DATE: THURSDAY, March 26, 1992                   TAG: 9203260384
SECTION: NEIGHBORS                    PAGE: W-6   EDITION: METRO 
SOURCE: Charles Stebbins
DATELINE:                                 LENGTH: Medium


SALEM HIGH STUDENTS JOIN U.N. ENVIRONMENTAL TALKS

A group of Salem High School students recently went into an area usually reserved for international diplomats and had their say on the global environment.

They were in the auditorium and backstage area of the United Nations in New York, participating in a United Nations International School student conference.

They were among 500 students, mostly from the United States and Canada.

The program on March 5 and 6 involved speakers who discussed various aspects of the global environment. Part of the program included discussion groups and a student forum for participants to give feedback on points made by the speakers.

Material from this conference will be presented at another session in South America in June.

John Hall, principal of Salem High, said his school was invited to join the program by the United Nations International School in New York City. That school, for children of diplomats and staff members at the U.N., arranged the program.

Salem High and the U.N. school got together because they are members of the International Baccalaureate Organizations, which has headquarters in Geneva, Switzerland, Hall said.

Two of the students who attended the program from Salem High said they were impressed by the speakers and the many cultures represented in the gathering.

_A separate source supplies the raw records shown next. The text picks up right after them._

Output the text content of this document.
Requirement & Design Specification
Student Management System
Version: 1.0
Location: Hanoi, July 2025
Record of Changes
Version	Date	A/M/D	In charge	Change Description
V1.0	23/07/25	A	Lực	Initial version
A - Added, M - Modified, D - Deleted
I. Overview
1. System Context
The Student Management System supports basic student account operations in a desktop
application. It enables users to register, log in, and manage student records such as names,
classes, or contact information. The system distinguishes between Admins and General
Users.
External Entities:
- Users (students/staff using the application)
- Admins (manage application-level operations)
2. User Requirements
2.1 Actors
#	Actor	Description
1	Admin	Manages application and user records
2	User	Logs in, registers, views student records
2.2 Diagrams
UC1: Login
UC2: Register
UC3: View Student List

Amy Woodward, 18, and Henry Tien, 16, both had been to New York City before, but it was a first visit for many of the others.

Woodward said the U.N. program was "really a great experience," and she hopes what was done there will have some impact on the world's environmental problems.

Tien said that being in New York and seeing many urban problems firsthand made him realize how much is taken for granted by people in places such as the Roanoke Valley, where crime, poverty and many other urban problems are on a much smaller scale.

The other Salem High students attending were Donna Albano, Dreama Towe, Selena Colvin, Lesley Davis, Jack Miller, Colby Warr, Shane Miles, Steven Magenbauer, Todd Gleeson and Luqman Wade.

They were accompanied to New York by Hall and Terry LaRocco, head of the social studies department at Salem High.